Alzheimer’s disease is a neurologic disorder that causes the brain to shrink and brain cells to die. This is the most common cause of dementia – a continuous decline in thinking and social skills that affects a person’s ability to function independently.
Approximately 5.8 million people in the United States age 65 and older live with Alzheimer’s disease. There are 50 million people worldwide with dementia, between 60% and 70% are estimated to have Alzheimer’s disease.
Memory loss is the key symptom of Alzheimer’s disease. Early signs include difficulty remembering recent events or conversations. As the disease progresses, memory impairments worsen and other symptoms develop.
A number of conditions, including treatable conditions, can result in memory loss or other dementia symptoms. If you are concerned about your memory or other thinking skills, talk to your doctor for a thorough assessment and diagnosis.
If you are concerned about thinking skills you observe in a family member or friend, talk about your concerns and ask about going together to a doctor’s appointment.

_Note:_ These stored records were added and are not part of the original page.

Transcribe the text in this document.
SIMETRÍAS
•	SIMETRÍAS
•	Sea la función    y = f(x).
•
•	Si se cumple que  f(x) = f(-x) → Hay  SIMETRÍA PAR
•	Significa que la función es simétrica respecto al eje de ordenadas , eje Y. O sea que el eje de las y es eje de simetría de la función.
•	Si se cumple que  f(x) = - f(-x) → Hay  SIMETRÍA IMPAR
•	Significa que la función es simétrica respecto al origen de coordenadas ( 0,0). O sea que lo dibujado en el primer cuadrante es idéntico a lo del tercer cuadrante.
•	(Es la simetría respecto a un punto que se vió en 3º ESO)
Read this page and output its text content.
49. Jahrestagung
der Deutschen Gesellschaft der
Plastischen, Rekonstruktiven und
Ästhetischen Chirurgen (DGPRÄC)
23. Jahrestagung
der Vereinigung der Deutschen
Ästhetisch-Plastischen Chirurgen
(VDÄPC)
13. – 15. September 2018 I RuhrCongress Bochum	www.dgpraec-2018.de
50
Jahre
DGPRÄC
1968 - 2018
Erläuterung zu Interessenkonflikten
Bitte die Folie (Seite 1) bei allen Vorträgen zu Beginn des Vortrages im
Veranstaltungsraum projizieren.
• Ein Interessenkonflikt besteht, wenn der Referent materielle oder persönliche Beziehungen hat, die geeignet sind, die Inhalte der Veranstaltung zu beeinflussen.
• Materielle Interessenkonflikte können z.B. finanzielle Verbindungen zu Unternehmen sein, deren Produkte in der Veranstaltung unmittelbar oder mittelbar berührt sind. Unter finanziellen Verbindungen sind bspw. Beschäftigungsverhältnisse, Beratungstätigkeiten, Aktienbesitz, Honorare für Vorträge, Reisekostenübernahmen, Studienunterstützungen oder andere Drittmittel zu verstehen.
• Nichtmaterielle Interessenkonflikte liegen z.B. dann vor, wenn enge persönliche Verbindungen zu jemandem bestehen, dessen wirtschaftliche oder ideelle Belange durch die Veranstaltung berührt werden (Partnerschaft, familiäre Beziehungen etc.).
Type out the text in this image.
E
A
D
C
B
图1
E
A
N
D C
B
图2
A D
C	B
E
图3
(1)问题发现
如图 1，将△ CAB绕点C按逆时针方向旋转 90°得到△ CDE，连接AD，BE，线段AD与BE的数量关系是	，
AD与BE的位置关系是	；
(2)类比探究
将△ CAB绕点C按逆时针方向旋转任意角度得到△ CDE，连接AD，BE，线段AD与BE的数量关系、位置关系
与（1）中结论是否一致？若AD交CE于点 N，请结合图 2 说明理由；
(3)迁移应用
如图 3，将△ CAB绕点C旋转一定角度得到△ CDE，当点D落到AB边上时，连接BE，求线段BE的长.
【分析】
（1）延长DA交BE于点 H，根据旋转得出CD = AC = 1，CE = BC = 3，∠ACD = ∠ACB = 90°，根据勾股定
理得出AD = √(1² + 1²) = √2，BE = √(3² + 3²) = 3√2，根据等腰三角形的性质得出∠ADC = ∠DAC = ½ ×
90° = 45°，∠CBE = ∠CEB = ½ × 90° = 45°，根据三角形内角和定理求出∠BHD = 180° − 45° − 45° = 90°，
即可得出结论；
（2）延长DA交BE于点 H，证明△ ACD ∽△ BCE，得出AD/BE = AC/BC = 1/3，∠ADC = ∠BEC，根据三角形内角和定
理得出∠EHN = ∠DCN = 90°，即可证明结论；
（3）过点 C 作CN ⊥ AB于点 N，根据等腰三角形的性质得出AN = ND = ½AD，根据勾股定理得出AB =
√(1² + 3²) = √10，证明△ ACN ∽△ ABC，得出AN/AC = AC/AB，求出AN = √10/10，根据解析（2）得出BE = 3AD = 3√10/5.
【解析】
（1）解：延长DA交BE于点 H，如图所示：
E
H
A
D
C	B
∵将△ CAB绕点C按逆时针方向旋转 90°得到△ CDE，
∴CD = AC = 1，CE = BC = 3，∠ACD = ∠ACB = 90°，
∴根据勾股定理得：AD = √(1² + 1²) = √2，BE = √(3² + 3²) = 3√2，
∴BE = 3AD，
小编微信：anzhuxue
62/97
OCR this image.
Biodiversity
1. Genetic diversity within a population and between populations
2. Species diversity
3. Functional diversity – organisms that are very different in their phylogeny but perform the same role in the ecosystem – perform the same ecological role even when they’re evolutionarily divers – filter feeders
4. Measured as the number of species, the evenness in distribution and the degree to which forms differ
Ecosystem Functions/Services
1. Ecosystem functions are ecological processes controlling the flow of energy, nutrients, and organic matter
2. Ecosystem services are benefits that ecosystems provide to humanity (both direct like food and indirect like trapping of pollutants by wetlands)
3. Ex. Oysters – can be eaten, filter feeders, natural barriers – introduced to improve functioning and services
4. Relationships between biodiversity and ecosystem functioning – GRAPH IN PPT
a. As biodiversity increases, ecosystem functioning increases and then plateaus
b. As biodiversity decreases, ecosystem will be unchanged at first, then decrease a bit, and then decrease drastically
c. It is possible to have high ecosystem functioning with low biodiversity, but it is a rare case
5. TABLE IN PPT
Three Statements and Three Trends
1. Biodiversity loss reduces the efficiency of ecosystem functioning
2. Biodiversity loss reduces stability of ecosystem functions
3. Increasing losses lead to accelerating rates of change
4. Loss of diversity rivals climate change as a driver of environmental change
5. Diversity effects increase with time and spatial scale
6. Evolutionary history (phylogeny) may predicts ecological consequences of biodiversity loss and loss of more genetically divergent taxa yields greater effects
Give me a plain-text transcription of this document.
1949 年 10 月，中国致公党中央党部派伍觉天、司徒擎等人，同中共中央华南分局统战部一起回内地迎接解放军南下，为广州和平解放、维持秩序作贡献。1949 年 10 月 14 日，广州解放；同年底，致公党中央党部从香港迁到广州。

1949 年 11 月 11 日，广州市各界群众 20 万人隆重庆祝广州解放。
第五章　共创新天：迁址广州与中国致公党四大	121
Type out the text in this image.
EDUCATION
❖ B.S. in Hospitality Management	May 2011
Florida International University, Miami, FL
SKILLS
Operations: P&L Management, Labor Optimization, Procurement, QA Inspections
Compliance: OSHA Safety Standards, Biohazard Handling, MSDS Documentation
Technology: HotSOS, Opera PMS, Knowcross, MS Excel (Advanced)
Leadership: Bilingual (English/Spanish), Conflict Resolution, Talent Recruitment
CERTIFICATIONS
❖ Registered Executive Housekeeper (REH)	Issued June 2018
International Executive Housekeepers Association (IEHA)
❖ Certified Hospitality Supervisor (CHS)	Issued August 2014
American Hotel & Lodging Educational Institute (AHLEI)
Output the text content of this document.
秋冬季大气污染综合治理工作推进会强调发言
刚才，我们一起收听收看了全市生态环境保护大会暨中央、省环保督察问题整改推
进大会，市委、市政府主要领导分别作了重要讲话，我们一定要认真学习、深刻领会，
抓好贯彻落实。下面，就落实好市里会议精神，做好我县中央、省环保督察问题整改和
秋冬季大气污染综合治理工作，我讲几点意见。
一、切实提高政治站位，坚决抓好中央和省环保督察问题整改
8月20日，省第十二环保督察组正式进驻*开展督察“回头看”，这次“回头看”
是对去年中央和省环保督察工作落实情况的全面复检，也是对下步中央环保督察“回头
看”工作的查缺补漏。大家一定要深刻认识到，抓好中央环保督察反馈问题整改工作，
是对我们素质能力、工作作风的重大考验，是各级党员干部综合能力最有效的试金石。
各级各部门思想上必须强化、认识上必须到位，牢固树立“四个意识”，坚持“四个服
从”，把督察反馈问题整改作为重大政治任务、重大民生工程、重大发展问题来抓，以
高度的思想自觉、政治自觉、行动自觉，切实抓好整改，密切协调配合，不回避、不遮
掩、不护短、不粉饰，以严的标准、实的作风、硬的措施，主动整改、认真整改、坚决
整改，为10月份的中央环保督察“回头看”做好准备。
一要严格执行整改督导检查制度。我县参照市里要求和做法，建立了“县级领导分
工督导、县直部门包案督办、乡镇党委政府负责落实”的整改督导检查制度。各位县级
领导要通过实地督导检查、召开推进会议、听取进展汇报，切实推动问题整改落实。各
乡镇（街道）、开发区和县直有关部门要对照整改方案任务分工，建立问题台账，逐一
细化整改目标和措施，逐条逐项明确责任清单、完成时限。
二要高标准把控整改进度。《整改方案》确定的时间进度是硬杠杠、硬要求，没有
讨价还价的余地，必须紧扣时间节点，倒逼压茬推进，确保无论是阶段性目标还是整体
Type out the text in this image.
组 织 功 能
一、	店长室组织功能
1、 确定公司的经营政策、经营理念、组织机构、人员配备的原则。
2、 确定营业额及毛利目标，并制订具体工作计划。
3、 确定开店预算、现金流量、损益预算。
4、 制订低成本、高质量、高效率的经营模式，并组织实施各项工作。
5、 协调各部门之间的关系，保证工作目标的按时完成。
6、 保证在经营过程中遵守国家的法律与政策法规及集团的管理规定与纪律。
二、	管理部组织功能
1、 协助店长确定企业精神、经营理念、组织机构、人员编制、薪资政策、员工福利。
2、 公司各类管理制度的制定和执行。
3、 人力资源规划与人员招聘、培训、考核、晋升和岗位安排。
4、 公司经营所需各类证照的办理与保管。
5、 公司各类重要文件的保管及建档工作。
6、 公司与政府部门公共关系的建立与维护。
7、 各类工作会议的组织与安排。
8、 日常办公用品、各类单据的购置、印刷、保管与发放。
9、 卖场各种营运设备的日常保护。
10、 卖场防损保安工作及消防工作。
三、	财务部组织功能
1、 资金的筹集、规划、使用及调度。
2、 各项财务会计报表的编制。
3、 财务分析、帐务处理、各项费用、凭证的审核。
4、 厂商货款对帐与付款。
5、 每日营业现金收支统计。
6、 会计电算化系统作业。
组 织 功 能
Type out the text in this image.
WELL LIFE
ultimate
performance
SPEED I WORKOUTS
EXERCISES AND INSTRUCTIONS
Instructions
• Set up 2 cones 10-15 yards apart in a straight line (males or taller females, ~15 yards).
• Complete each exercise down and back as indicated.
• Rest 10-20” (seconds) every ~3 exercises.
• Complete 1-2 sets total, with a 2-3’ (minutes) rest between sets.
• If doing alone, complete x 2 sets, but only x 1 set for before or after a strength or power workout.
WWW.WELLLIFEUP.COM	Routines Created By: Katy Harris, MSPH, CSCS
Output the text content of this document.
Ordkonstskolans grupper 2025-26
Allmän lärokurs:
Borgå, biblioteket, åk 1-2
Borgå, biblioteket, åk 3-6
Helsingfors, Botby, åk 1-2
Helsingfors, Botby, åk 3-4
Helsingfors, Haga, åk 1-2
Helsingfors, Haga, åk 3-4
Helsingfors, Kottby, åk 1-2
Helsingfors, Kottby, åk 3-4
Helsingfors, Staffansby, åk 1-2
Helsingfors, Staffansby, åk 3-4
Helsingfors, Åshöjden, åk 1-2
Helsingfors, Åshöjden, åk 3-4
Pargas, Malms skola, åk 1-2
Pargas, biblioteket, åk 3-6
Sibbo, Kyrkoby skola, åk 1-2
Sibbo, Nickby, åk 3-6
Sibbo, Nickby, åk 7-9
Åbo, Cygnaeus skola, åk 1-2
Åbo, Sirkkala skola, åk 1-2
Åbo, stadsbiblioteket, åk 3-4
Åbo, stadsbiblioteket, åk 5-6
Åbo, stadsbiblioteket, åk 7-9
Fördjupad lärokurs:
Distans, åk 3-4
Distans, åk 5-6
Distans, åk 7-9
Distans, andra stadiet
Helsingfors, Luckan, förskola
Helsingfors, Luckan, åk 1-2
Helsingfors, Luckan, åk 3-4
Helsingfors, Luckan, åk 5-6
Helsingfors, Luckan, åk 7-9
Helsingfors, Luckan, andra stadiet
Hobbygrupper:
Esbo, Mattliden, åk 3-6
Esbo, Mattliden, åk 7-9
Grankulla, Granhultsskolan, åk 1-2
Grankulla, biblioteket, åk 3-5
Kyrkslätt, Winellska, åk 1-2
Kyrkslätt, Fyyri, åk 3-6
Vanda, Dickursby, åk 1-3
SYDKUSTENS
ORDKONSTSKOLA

The exact causes of Alzheimer’s disease aren’t fully understood. But at a basic level, brain proteins fail to function normally, which disrupts the work of brain cells (neurons) and triggers a series of toxic events. Neurons are damaged, lose connections to each other and eventually die.
Scientists believe that for most people, Alzheimer’s disease is caused by a combination of genetic, lifestyle and environmental factors that affect the brain over time.